Well, I mean, some of it's just getting started. Honestly, I didn't have really any experience with Office Open XML before I got involved in this project. I'd kind of seen it before, but I wasn't familiar with it. But I took a leap of faith that, you know, Rich is a fantastic guy. I loved working with him. And most maintainers of open source tools are pretty fantastic people, especially in the R community. And so, if you're willing to put in the effort, to put in the time, trial and error, work with them, eventually you can build something that will, you know, change the package. But even still, it doesn't have to be like a big contribution, right? Like you can incrementally add things, documentation, fix a bug or whatever. Really, open source is a beautiful thing where you can just help out with the tools that you're using.
Really, open source is a beautiful thing where you can just help out with the tools that you're using.
Well said.
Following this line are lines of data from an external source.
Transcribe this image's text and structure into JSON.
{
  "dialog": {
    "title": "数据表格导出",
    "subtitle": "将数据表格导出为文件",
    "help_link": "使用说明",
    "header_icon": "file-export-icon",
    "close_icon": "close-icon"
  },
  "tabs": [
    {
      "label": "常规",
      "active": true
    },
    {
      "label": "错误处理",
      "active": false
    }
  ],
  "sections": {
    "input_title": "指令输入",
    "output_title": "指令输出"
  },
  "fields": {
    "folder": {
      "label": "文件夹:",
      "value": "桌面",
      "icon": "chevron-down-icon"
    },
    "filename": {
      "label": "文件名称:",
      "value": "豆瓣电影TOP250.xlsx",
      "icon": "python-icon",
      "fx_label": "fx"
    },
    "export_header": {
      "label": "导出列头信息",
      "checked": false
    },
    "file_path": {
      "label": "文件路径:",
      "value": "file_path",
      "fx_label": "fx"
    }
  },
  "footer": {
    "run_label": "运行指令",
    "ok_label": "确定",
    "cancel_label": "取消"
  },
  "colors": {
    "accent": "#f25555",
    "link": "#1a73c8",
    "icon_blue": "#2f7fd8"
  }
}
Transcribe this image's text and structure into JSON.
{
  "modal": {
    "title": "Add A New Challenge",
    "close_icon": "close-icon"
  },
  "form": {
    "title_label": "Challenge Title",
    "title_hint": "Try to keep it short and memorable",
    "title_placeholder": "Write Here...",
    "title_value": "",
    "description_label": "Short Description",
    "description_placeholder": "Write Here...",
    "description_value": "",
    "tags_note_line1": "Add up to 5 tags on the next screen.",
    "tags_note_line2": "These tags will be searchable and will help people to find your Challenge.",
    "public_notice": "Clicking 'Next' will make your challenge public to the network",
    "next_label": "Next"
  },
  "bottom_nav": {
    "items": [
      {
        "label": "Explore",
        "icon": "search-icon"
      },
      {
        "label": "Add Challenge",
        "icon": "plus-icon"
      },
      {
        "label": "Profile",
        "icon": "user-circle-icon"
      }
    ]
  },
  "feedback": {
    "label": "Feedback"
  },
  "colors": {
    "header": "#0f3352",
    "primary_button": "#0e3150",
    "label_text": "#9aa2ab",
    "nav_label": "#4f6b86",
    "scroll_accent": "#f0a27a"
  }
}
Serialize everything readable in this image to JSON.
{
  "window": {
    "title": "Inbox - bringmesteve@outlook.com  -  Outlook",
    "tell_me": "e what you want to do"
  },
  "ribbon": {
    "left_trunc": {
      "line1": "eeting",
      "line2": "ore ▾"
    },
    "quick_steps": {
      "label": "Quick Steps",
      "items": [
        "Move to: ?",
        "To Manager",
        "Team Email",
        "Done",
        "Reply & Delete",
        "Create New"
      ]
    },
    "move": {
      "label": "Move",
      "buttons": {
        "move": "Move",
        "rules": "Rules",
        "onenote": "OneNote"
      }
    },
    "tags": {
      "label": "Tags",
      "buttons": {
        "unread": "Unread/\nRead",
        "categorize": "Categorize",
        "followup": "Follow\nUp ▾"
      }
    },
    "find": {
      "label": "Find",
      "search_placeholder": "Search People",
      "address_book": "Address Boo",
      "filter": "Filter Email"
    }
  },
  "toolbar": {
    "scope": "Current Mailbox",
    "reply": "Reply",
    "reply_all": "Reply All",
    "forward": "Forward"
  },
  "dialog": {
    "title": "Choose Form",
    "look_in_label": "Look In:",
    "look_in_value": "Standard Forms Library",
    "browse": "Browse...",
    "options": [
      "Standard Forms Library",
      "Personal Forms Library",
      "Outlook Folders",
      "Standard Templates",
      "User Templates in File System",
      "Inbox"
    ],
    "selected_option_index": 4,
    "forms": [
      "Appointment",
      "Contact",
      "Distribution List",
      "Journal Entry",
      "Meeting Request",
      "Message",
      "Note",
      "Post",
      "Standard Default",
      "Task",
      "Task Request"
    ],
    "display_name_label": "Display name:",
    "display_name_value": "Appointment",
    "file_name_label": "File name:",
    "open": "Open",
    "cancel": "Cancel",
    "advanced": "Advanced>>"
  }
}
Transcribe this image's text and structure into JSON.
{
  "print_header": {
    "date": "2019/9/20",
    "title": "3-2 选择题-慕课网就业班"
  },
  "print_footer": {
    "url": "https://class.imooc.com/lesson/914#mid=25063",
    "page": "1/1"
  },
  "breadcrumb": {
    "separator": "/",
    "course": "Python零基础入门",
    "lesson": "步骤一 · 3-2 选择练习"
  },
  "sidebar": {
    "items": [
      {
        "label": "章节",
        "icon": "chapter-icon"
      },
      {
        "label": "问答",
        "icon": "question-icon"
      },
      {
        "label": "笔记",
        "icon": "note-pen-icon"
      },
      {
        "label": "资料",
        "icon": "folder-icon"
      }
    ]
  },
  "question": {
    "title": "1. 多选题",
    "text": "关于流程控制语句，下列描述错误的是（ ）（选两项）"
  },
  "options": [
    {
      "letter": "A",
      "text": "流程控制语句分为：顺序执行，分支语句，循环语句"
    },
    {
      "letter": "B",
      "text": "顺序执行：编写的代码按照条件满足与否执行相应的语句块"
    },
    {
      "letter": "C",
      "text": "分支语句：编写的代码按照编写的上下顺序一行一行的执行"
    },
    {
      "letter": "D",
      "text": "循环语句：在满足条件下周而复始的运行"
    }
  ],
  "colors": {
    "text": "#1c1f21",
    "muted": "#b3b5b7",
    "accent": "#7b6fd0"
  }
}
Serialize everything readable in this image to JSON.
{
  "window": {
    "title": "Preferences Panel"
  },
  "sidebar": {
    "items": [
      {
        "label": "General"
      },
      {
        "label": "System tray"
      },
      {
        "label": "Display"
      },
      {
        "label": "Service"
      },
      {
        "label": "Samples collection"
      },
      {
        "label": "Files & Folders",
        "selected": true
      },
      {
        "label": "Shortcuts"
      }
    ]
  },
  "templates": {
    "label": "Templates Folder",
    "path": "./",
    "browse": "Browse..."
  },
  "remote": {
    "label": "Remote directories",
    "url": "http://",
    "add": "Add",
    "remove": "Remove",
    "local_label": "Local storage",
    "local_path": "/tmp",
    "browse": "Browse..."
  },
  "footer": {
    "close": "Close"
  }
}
So, we do have a question about, do you have any plans to replicate this for PowerPoint? For PowerPoint? Open an issue. The XML is a little bit different than PowerPoint. So, it will take a little bit of time and rejiggering. And as I mentioned earlier, rewriting how exactly you do all the styling for PowerPoint outputs, but it's possible in theory.
Okay, excellent. I think you did such a good talk that every question is answered for right now. Fantastic. Thank you very much. Thank you very much.